Monday, 22 February 2010

Tips and tricks to pick up checkout chicks

As we all know, in this modern, fast paced world there is precious little time to pick up in bars, clubs and and cruises. More to the point, when attempting to pick up a girl in one of these places, they have the frustrating ability to be able to move away when you get too annoying. Enter retail workers. Not only are they paid to be nice to you for the time your purchases take to scan, they also are not allowed to move away unless you actually a pull a knife out. What better place to play The Game?

So, just a few tips on how to melt your checkout chick's butter:

1. Be over the age of consent - or at least look like you are over the age of consent by doing something about your pimples, pulling your pants up so they cover your boxers and buying something other than packets of chips and bottles of soft drink.

2. Don't be so over the age of consent that you have now entered the realm of "creepy old man".

3. For the love of God, do not attempt to be suave by reading her name tag and then addressing her by that name as often as you can. It's creepy, it makes her uncomfortable, it's unfair because you're not wearing a name tag and it might also be wrong because she borrowed one from a friend after leaving hers at home.

Once you have these basics down pat, you're pretty much set. Essentially, the best way to pick up someone in a supermarket is to not be the kind of person who tries to pick up someone in a supermarket. Bit of a catch-22 there- but what can you do?

Friday, 19 February 2010

To do list

At the cinema we often send people vouchers and things to their emails which they print off and bring in when they buy their tickets. In itself, this is not all that amazing. But when I was sorting through them at the end of my shift, I noticed one of them had a To Do list on the back.

It read:

Clean Fridge

I love Australia. Where else do people write 'Beer' at the top of their To Do list?

Friday, 12 February 2010

Supermarket scandal

Or rather, the lack of one. I am super excited ladies and gents because yesterday (my first day back at work) I served a blind person and a deaf person at my checkout (at different times, of course) and I wasn't accidentally insensitive to either of them! Snaps for me!

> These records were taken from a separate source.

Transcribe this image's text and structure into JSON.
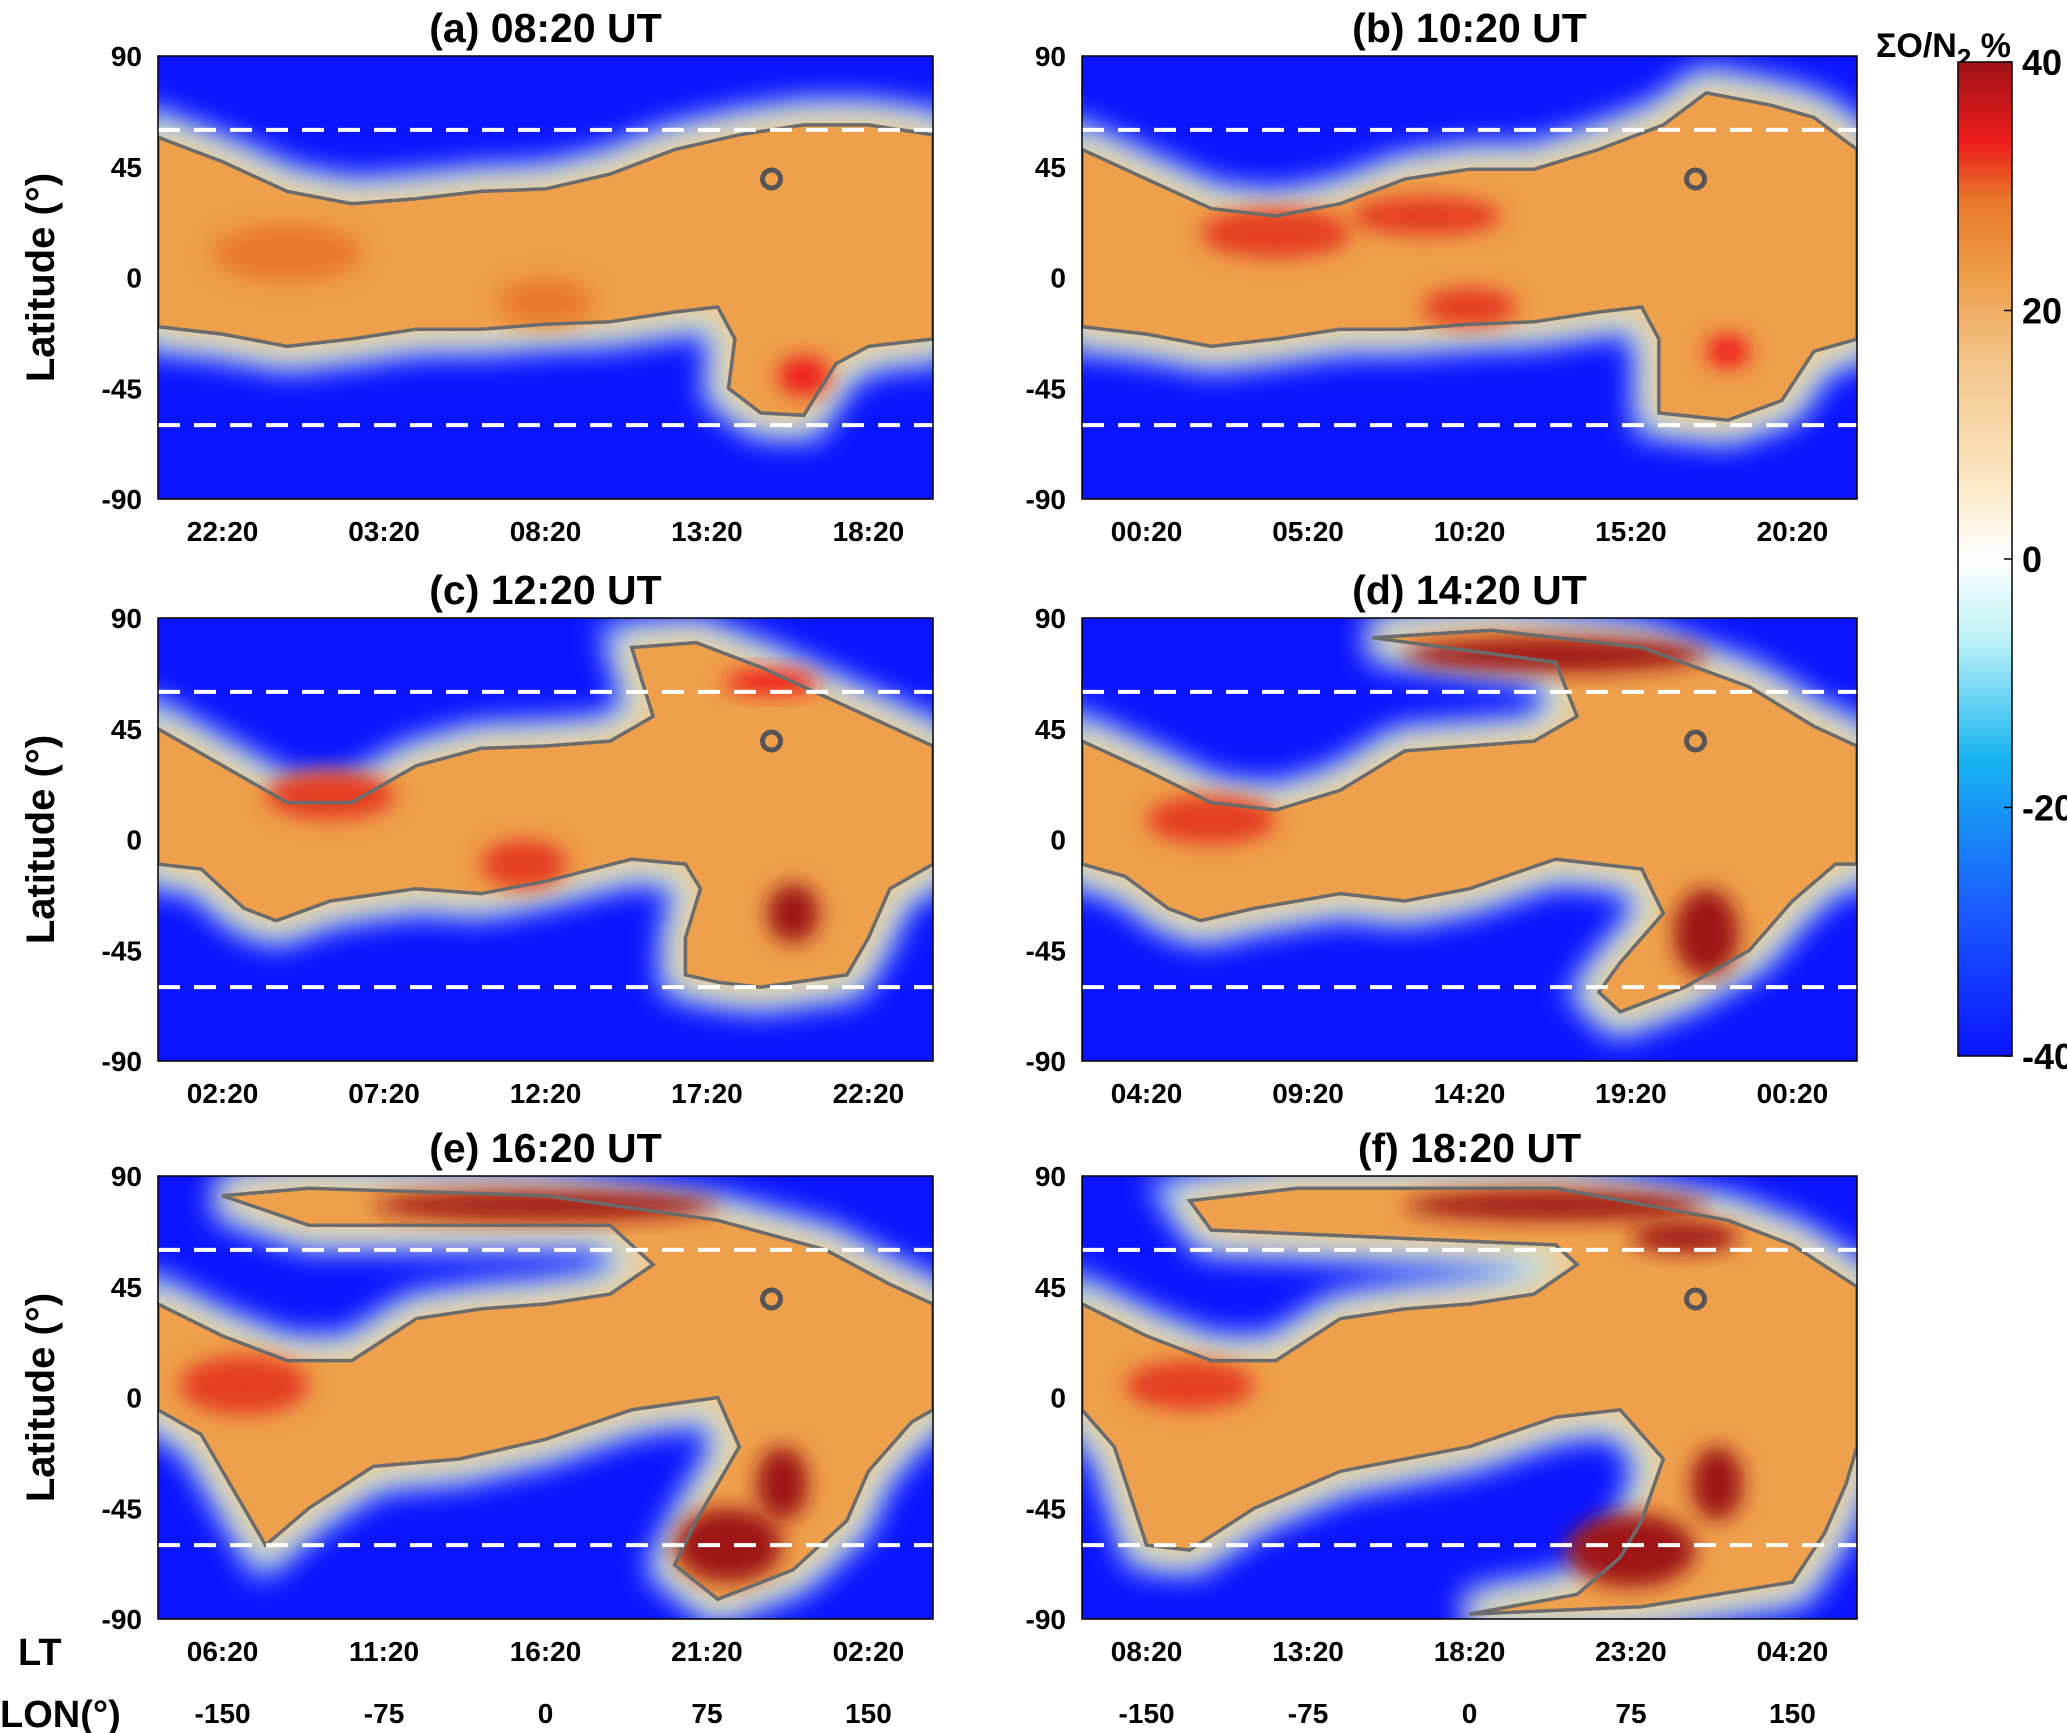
{
  "colors": {
    "colormap": [
      "#0a14ff",
      "#1a58ff",
      "#18b4f0",
      "#bff2f7",
      "#ffffff",
      "#fbe7c3",
      "#f2c48a",
      "#eea04c",
      "#e87a2c",
      "#e53c20",
      "#ee1c1c",
      "#9e1218"
    ],
    "contour": "#6b6b6b",
    "dashed_line": "#ffffff",
    "marker": "#555555"
  },
  "chart_data": {
    "type": "heatmap",
    "variable_label": "ΣO/N",
    "variable_subscript": "2",
    "variable_unit": " %",
    "colorbar": {
      "min": -40,
      "max": 40,
      "ticks": [
        40,
        20,
        0,
        -20,
        -40
      ]
    },
    "x_axis_row_labels": {
      "lt": "LT",
      "lon": "LON(°)"
    },
    "lon_ticks": [
      -150,
      -75,
      0,
      75,
      150
    ],
    "lat_ticks": [
      90,
      45,
      0,
      -45,
      -90
    ],
    "ylabel": "Latitude (°)",
    "xlim_lon": [
      -180,
      180
    ],
    "ylim_lat": [
      -90,
      90
    ],
    "dashed_latitudes": [
      60,
      -60
    ],
    "marker": {
      "lon": 105,
      "lat": 40
    },
    "panels": [
      {
        "title": "(a) 08:20 UT",
        "lt_ticks": [
          "22:20",
          "03:20",
          "08:20",
          "13:20",
          "18:20"
        ],
        "north_boundary": [
          [
            -180,
            57
          ],
          [
            -150,
            47
          ],
          [
            -120,
            35
          ],
          [
            -90,
            30
          ],
          [
            -60,
            32
          ],
          [
            -30,
            35
          ],
          [
            0,
            36
          ],
          [
            30,
            42
          ],
          [
            60,
            52
          ],
          [
            90,
            58
          ],
          [
            120,
            62
          ],
          [
            150,
            62
          ],
          [
            180,
            58
          ]
        ],
        "south_boundary": [
          [
            -180,
            -20
          ],
          [
            -150,
            -23
          ],
          [
            -120,
            -28
          ],
          [
            -90,
            -25
          ],
          [
            -60,
            -21
          ],
          [
            -30,
            -21
          ],
          [
            0,
            -19
          ],
          [
            30,
            -18
          ],
          [
            60,
            -14
          ],
          [
            80,
            -12
          ],
          [
            88,
            -25
          ],
          [
            85,
            -45
          ],
          [
            100,
            -55
          ],
          [
            120,
            -56
          ],
          [
            135,
            -35
          ],
          [
            150,
            -28
          ],
          [
            180,
            -25
          ]
        ],
        "hotspots": [
          {
            "lon": -120,
            "lat": 10,
            "value": 18,
            "rx": 35,
            "ry": 12
          },
          {
            "lon": 0,
            "lat": -10,
            "value": 20,
            "rx": 22,
            "ry": 10
          },
          {
            "lon": 120,
            "lat": -40,
            "value": 30,
            "rx": 12,
            "ry": 8
          }
        ]
      },
      {
        "title": "(b) 10:20 UT",
        "lt_ticks": [
          "00:20",
          "05:20",
          "10:20",
          "15:20",
          "20:20"
        ],
        "north_boundary": [
          [
            -180,
            52
          ],
          [
            -150,
            40
          ],
          [
            -120,
            28
          ],
          [
            -90,
            25
          ],
          [
            -60,
            30
          ],
          [
            -30,
            40
          ],
          [
            0,
            44
          ],
          [
            30,
            44
          ],
          [
            60,
            52
          ],
          [
            90,
            62
          ],
          [
            110,
            75
          ],
          [
            140,
            70
          ],
          [
            160,
            65
          ],
          [
            180,
            52
          ]
        ],
        "south_boundary": [
          [
            -180,
            -20
          ],
          [
            -150,
            -23
          ],
          [
            -120,
            -28
          ],
          [
            -90,
            -25
          ],
          [
            -60,
            -21
          ],
          [
            -30,
            -21
          ],
          [
            0,
            -19
          ],
          [
            30,
            -18
          ],
          [
            60,
            -14
          ],
          [
            80,
            -12
          ],
          [
            88,
            -25
          ],
          [
            88,
            -55
          ],
          [
            120,
            -58
          ],
          [
            145,
            -50
          ],
          [
            160,
            -30
          ],
          [
            180,
            -25
          ]
        ],
        "hotspots": [
          {
            "lon": -90,
            "lat": 18,
            "value": 28,
            "rx": 35,
            "ry": 10
          },
          {
            "lon": -20,
            "lat": 25,
            "value": 26,
            "rx": 35,
            "ry": 8
          },
          {
            "lon": 0,
            "lat": -12,
            "value": 24,
            "rx": 22,
            "ry": 8
          },
          {
            "lon": 120,
            "lat": -30,
            "value": 30,
            "rx": 10,
            "ry": 7
          }
        ]
      },
      {
        "title": "(c) 12:20 UT",
        "lt_ticks": [
          "02:20",
          "07:20",
          "12:20",
          "17:20",
          "22:20"
        ],
        "north_boundary": [
          [
            -180,
            45
          ],
          [
            -150,
            30
          ],
          [
            -120,
            15
          ],
          [
            -90,
            15
          ],
          [
            -60,
            30
          ],
          [
            -30,
            37
          ],
          [
            0,
            38
          ],
          [
            30,
            40
          ],
          [
            50,
            50
          ],
          [
            40,
            78
          ],
          [
            70,
            80
          ],
          [
            100,
            70
          ],
          [
            130,
            58
          ],
          [
            160,
            46
          ],
          [
            180,
            38
          ]
        ],
        "south_boundary": [
          [
            -180,
            -10
          ],
          [
            -160,
            -12
          ],
          [
            -140,
            -28
          ],
          [
            -125,
            -33
          ],
          [
            -100,
            -25
          ],
          [
            -60,
            -20
          ],
          [
            -30,
            -22
          ],
          [
            0,
            -17
          ],
          [
            40,
            -8
          ],
          [
            65,
            -10
          ],
          [
            72,
            -20
          ],
          [
            65,
            -40
          ],
          [
            65,
            -55
          ],
          [
            80,
            -58
          ],
          [
            100,
            -60
          ],
          [
            140,
            -55
          ],
          [
            150,
            -40
          ],
          [
            160,
            -20
          ],
          [
            180,
            -10
          ]
        ],
        "hotspots": [
          {
            "lon": -100,
            "lat": 18,
            "value": 24,
            "rx": 30,
            "ry": 10
          },
          {
            "lon": -10,
            "lat": -10,
            "value": 26,
            "rx": 20,
            "ry": 10
          },
          {
            "lon": 115,
            "lat": -30,
            "value": 42,
            "rx": 12,
            "ry": 12
          },
          {
            "lon": 105,
            "lat": 64,
            "value": 32,
            "rx": 22,
            "ry": 5
          }
        ]
      },
      {
        "title": "(d) 14:20 UT",
        "lt_ticks": [
          "04:20",
          "09:20",
          "14:20",
          "19:20",
          "00:20"
        ],
        "north_boundary": [
          [
            -180,
            40
          ],
          [
            -150,
            28
          ],
          [
            -120,
            15
          ],
          [
            -90,
            12
          ],
          [
            -60,
            20
          ],
          [
            -30,
            36
          ],
          [
            0,
            38
          ],
          [
            30,
            40
          ],
          [
            50,
            50
          ],
          [
            40,
            72
          ],
          [
            -45,
            82
          ],
          [
            10,
            85
          ],
          [
            80,
            78
          ],
          [
            130,
            62
          ],
          [
            160,
            46
          ],
          [
            180,
            38
          ]
        ],
        "south_boundary": [
          [
            -180,
            -10
          ],
          [
            -160,
            -15
          ],
          [
            -140,
            -28
          ],
          [
            -125,
            -33
          ],
          [
            -100,
            -28
          ],
          [
            -60,
            -22
          ],
          [
            -30,
            -25
          ],
          [
            0,
            -20
          ],
          [
            40,
            -8
          ],
          [
            80,
            -12
          ],
          [
            90,
            -30
          ],
          [
            70,
            -50
          ],
          [
            60,
            -62
          ],
          [
            70,
            -70
          ],
          [
            100,
            -60
          ],
          [
            130,
            -45
          ],
          [
            150,
            -25
          ],
          [
            170,
            -10
          ],
          [
            180,
            -10
          ]
        ],
        "hotspots": [
          {
            "lon": 40,
            "lat": 75,
            "value": 55,
            "rx": 70,
            "ry": 7
          },
          {
            "lon": 110,
            "lat": -38,
            "value": 55,
            "rx": 15,
            "ry": 18
          },
          {
            "lon": -120,
            "lat": 8,
            "value": 22,
            "rx": 30,
            "ry": 10
          }
        ]
      },
      {
        "title": "(e) 16:20 UT",
        "lt_ticks": [
          "06:20",
          "11:20",
          "16:20",
          "21:20",
          "02:20"
        ],
        "north_boundary": [
          [
            -180,
            38
          ],
          [
            -150,
            25
          ],
          [
            -120,
            15
          ],
          [
            -90,
            15
          ],
          [
            -60,
            32
          ],
          [
            -30,
            36
          ],
          [
            0,
            38
          ],
          [
            30,
            42
          ],
          [
            50,
            54
          ],
          [
            30,
            70
          ],
          [
            -110,
            70
          ],
          [
            -150,
            82
          ],
          [
            -110,
            85
          ],
          [
            0,
            82
          ],
          [
            80,
            72
          ],
          [
            130,
            60
          ],
          [
            160,
            46
          ],
          [
            180,
            38
          ]
        ],
        "south_boundary": [
          [
            -180,
            -5
          ],
          [
            -160,
            -15
          ],
          [
            -140,
            -45
          ],
          [
            -130,
            -60
          ],
          [
            -110,
            -45
          ],
          [
            -80,
            -28
          ],
          [
            -40,
            -25
          ],
          [
            0,
            -17
          ],
          [
            40,
            -5
          ],
          [
            80,
            0
          ],
          [
            90,
            -20
          ],
          [
            70,
            -50
          ],
          [
            60,
            -68
          ],
          [
            80,
            -82
          ],
          [
            115,
            -70
          ],
          [
            140,
            -50
          ],
          [
            150,
            -30
          ],
          [
            170,
            -10
          ],
          [
            180,
            -5
          ]
        ],
        "hotspots": [
          {
            "lon": 0,
            "lat": 78,
            "value": 55,
            "rx": 80,
            "ry": 6
          },
          {
            "lon": 85,
            "lat": -60,
            "value": 55,
            "rx": 25,
            "ry": 15
          },
          {
            "lon": 110,
            "lat": -35,
            "value": 48,
            "rx": 12,
            "ry": 15
          },
          {
            "lon": -140,
            "lat": 5,
            "value": 22,
            "rx": 30,
            "ry": 12
          }
        ]
      },
      {
        "title": "(f) 18:20 UT",
        "lt_ticks": [
          "08:20",
          "13:20",
          "18:20",
          "23:20",
          "04:20"
        ],
        "north_boundary": [
          [
            -180,
            38
          ],
          [
            -150,
            25
          ],
          [
            -120,
            15
          ],
          [
            -90,
            15
          ],
          [
            -60,
            32
          ],
          [
            -30,
            36
          ],
          [
            0,
            38
          ],
          [
            30,
            42
          ],
          [
            50,
            54
          ],
          [
            40,
            62
          ],
          [
            -120,
            68
          ],
          [
            -130,
            80
          ],
          [
            -80,
            85
          ],
          [
            40,
            85
          ],
          [
            120,
            72
          ],
          [
            150,
            62
          ],
          [
            180,
            45
          ]
        ],
        "south_boundary": [
          [
            -180,
            -5
          ],
          [
            -165,
            -20
          ],
          [
            -150,
            -60
          ],
          [
            -130,
            -62
          ],
          [
            -100,
            -45
          ],
          [
            -60,
            -30
          ],
          [
            0,
            -20
          ],
          [
            40,
            -8
          ],
          [
            70,
            -5
          ],
          [
            90,
            -25
          ],
          [
            80,
            -50
          ],
          [
            70,
            -65
          ],
          [
            50,
            -80
          ],
          [
            0,
            -88
          ],
          [
            80,
            -85
          ],
          [
            150,
            -75
          ],
          [
            165,
            -55
          ],
          [
            175,
            -35
          ],
          [
            180,
            -20
          ]
        ],
        "hotspots": [
          {
            "lon": 40,
            "lat": 78,
            "value": 45,
            "rx": 70,
            "ry": 6
          },
          {
            "lon": 100,
            "lat": 65,
            "value": 50,
            "rx": 25,
            "ry": 6
          },
          {
            "lon": 75,
            "lat": -62,
            "value": 55,
            "rx": 30,
            "ry": 15
          },
          {
            "lon": 115,
            "lat": -35,
            "value": 50,
            "rx": 12,
            "ry": 15
          },
          {
            "lon": -130,
            "lat": 5,
            "value": 22,
            "rx": 30,
            "ry": 10
          }
        ]
      }
    ]
  }
}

Also for the first time, I got to use my second language at work. My boss was so impressed when I said in my interview that I spoke Italian and she said it would be good because of all the tourists etc. who come into our supermarket. So it was good to finally be able to use it. (I'd been starting to think I'd have been better off learning Chinese)

Anyway, there was this guy with an Italian accent, I asked if he was from Italy and he was, so we chatted in Italian. But, it turns out he's been in Australia for 40 years! He asked me how long I'd been here
"19 years."
"And how old are you?"

So, here's a question, who should be welcoming whom?

Wednesday, 10 February 2010

Home again

I wonder what the opposite of culture shock is? Because I think I've had it.

When I arrived in Oman (I suppose because it was my second visit) things did not seem at all strange and the fact that I was suddenly surrounded by men in long white robes put me at ease, rather than on edge like it did on my first trip. So, there was that, first of all - I went to another country and felt quite comfortable. But then, when I got back home, I couldn't get out of that Middle Eastern mindset.

It's summer time here and we're in a bit of a heat wave but I felt I was being horribly inappropriate for going out in jeans and a tank top. What's up with that? This is Australia and I'm an Australian - we invented ugg boots for crying out loud!

But, yeah, after the first two days of fighting with my newly acquired super-modesty, I think I'm finally getting over it. I spent this morning rediscovering T-shirts. I'm even considering going up to the shops in my knee length skirt.